Looking ahead, Duric says the team is “fully focused on execution”.

“We are now tuning some of the things for this next chapter where we are going to be accelerating — and also where we are expecting some of our large customers, like the German government did the digitalization project and a number of other larger projects that they’re going to be working on that is going to be used as fuel for another inflection point,” he tells TechCrunch. “Also one of the areas that we are looking into is with SDKs where you’ll be able to embed Wire into a number of other solutions — either if it is in a banking sector or health sector or a number of other sectors so there it is really, from a number of perspectives, a completely new chapter ahead of us in the next couple of years.”

Wire’s next chapter means Duric will be entering his second decade at the startup — but he remains excited for what’s to come.

“It is kind of like my baby and it still has quite a bit to do before it grows up.

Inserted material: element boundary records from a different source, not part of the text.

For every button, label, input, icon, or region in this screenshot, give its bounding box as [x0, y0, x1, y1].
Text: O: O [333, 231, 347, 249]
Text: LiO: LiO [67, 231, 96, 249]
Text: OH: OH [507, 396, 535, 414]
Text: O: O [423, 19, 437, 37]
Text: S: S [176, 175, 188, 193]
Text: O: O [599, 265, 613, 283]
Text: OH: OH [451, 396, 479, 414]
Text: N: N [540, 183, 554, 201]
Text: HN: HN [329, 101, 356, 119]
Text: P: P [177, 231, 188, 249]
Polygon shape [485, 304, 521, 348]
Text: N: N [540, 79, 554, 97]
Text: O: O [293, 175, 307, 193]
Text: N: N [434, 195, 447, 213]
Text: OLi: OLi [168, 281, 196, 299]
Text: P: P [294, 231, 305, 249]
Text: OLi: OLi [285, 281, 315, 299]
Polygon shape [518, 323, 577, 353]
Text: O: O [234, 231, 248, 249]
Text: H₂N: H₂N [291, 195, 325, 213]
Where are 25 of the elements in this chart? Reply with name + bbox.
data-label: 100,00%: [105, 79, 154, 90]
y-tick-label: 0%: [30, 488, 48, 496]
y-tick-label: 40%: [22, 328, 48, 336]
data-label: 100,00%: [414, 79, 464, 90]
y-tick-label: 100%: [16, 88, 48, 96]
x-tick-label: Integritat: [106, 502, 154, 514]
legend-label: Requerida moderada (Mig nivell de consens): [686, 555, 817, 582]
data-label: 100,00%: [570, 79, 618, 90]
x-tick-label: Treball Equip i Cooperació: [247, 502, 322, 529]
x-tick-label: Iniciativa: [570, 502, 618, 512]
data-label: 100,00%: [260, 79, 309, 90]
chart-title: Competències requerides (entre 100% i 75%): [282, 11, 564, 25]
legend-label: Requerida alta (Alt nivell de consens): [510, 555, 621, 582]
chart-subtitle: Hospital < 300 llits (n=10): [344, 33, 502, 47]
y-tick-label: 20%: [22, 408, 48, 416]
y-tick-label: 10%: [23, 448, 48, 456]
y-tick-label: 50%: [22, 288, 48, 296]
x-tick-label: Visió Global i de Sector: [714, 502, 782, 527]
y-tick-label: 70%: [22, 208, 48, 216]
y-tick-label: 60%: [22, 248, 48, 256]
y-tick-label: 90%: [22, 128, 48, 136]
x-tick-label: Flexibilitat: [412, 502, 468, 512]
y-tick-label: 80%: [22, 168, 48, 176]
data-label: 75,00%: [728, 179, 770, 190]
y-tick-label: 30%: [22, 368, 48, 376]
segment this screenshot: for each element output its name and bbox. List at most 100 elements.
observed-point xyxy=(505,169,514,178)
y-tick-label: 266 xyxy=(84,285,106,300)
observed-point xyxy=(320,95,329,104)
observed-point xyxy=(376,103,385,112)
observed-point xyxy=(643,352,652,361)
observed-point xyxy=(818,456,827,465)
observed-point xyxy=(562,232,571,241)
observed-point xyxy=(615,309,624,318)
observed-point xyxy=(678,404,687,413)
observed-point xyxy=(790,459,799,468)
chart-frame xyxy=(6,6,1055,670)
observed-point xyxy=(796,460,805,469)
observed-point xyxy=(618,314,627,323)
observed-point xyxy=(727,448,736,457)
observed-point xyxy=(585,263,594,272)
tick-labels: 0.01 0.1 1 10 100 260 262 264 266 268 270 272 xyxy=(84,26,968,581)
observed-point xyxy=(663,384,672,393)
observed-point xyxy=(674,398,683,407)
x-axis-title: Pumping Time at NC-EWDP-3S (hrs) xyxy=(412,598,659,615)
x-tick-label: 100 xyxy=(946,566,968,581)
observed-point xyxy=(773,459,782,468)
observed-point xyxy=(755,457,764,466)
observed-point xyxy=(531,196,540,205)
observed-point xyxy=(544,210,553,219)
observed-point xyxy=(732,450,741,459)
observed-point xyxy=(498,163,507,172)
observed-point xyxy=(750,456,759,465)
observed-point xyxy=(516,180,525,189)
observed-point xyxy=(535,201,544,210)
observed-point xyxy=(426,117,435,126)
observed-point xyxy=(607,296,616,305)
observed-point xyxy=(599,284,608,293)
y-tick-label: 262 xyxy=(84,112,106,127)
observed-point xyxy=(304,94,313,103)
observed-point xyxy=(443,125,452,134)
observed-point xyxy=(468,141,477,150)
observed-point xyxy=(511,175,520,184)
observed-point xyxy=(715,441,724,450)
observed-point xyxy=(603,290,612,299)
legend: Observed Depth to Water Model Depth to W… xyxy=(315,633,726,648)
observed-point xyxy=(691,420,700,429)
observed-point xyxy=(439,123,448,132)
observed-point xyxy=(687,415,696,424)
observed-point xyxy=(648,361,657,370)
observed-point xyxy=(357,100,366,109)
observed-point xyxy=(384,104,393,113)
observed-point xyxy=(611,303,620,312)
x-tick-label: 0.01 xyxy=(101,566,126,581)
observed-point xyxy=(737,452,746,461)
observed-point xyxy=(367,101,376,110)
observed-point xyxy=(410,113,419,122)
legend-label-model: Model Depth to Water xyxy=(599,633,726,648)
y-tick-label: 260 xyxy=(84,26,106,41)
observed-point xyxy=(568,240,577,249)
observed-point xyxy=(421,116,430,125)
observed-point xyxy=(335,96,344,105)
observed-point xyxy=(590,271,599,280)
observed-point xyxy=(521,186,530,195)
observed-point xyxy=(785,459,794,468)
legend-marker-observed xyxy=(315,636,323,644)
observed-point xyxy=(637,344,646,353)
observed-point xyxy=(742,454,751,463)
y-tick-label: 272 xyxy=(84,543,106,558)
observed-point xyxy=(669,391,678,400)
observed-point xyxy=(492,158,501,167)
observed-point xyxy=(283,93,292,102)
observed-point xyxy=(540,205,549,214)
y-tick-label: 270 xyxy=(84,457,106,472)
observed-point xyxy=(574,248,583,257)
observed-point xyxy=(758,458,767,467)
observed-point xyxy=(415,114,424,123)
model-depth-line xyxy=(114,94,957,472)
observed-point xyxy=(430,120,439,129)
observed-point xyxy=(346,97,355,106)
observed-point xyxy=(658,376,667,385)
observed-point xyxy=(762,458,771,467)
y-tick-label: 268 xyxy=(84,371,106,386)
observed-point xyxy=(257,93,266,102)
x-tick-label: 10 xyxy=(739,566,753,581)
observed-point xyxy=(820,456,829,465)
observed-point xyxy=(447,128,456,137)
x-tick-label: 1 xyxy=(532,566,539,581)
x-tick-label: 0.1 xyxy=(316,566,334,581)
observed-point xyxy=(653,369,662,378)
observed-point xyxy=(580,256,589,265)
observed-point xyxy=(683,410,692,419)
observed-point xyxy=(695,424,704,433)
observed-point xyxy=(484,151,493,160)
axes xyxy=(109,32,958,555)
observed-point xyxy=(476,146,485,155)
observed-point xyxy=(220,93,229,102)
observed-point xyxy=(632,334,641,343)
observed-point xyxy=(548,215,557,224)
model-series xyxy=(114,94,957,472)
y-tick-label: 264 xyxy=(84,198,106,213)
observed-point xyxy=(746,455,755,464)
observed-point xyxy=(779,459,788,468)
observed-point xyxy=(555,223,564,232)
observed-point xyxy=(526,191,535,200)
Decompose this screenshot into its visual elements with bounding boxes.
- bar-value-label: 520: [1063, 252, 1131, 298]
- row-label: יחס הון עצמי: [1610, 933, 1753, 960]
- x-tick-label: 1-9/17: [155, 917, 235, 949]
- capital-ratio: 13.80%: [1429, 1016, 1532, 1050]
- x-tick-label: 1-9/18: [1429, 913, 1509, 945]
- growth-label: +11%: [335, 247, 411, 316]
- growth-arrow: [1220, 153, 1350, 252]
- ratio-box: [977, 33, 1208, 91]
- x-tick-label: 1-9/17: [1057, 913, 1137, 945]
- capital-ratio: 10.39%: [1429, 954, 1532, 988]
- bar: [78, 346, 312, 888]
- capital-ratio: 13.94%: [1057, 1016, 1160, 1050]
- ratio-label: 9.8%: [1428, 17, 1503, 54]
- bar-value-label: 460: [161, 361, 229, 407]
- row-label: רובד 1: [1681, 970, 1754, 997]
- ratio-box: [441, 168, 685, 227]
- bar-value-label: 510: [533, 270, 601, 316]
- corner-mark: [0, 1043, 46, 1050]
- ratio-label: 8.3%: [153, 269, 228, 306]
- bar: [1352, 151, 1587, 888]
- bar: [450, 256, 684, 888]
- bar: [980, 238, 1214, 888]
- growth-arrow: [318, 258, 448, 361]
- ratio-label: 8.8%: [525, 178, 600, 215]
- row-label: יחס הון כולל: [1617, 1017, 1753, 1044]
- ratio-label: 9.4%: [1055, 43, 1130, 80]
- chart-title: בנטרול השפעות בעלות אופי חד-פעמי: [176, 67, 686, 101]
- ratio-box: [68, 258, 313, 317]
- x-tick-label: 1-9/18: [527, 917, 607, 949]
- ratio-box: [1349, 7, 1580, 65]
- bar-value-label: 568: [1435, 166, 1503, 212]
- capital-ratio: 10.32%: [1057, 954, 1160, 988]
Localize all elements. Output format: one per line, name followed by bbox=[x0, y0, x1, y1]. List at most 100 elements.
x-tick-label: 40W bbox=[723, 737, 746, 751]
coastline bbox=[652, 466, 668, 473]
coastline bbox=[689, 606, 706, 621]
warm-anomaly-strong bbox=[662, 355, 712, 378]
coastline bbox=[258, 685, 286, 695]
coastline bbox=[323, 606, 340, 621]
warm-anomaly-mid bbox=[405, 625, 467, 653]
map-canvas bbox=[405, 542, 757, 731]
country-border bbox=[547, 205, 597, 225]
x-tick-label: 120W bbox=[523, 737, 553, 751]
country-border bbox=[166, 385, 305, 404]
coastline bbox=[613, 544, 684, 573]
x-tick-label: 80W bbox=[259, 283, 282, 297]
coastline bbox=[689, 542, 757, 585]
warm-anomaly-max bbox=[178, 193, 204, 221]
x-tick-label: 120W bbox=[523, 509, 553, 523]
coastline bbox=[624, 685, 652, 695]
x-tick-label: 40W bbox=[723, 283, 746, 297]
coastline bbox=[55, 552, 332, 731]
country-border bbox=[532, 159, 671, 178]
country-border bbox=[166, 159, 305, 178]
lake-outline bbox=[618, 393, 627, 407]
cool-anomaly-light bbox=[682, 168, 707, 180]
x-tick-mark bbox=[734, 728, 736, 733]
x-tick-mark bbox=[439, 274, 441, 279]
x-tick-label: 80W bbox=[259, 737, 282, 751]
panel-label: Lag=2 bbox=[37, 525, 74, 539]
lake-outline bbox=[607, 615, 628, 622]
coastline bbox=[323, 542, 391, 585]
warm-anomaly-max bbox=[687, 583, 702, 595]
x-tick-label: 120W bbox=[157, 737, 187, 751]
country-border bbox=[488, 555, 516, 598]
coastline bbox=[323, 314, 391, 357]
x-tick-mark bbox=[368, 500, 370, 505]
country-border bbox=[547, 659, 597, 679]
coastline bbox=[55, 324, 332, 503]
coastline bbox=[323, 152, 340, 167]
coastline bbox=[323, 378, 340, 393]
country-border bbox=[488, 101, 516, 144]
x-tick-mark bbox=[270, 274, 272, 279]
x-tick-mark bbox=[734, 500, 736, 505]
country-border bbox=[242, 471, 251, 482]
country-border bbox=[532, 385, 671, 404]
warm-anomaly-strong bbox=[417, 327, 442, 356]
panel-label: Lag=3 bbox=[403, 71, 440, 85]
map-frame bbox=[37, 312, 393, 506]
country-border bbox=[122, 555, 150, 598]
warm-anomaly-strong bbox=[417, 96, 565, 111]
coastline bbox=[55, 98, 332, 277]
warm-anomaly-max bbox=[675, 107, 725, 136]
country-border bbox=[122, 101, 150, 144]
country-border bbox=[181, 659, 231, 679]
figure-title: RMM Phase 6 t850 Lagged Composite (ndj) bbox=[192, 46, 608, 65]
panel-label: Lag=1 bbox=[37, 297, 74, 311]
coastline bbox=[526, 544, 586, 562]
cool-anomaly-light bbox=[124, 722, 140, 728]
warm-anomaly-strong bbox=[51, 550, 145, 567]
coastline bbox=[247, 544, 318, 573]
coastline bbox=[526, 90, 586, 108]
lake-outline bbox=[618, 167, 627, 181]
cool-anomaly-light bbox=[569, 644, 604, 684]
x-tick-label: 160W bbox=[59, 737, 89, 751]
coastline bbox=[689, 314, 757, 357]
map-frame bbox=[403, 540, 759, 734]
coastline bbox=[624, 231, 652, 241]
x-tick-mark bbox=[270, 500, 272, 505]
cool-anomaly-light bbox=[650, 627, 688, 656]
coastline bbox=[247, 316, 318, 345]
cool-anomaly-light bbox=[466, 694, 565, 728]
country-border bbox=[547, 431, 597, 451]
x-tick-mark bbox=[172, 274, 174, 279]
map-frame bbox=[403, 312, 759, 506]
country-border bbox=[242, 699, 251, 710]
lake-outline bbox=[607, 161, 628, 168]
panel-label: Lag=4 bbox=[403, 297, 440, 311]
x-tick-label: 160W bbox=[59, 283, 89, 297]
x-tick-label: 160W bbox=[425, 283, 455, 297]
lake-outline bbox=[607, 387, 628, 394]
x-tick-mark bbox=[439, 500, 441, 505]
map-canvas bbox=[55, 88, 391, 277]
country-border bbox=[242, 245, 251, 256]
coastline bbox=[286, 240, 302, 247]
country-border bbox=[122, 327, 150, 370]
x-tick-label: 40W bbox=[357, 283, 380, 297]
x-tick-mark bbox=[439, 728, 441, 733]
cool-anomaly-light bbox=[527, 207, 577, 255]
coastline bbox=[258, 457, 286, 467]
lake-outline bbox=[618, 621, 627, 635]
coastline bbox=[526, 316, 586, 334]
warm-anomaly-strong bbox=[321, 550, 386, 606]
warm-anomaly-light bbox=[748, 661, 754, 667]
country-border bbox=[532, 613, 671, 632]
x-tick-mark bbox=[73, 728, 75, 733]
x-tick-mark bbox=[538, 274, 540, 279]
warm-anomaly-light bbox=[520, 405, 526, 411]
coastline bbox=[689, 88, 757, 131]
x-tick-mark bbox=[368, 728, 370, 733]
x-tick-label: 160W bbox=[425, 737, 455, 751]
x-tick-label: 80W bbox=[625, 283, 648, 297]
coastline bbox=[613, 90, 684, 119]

And now with MLS I’m super excited because I feel a lot like with my previous startups when we were working on a webRTC technology that we started at Global IP Solutions… and then it got deployed to billions of people and now the big vision is the same with MLS — that MLS gets deployed to billions of people.

“Just before we had a vehicle — Skype — that was used first to deploy [webRTC, a billion-scale technology] and then a number of others deployed it. After [that], now the vehicle in a first phase [is] Wire — I hope that it enables the DMA to start happening and some of these big monopolies get reshaped and we have communication solutions for the next ten years which are not going to be proprietary, which are not going to be closed and they are going to be very secure and respecting users privacy,” he adds. “That’s the mission.”

Friis, Skype’s co-founder and Wire’s investor, also clearly remains bought in. “The need for secure communications is constantly growing. With its end-to-end encryption that has been independently audited and its code that is open source, Wire allows any organisation to deploy a communication product they can trust,” he said in a supporting statement accompanying the Series C.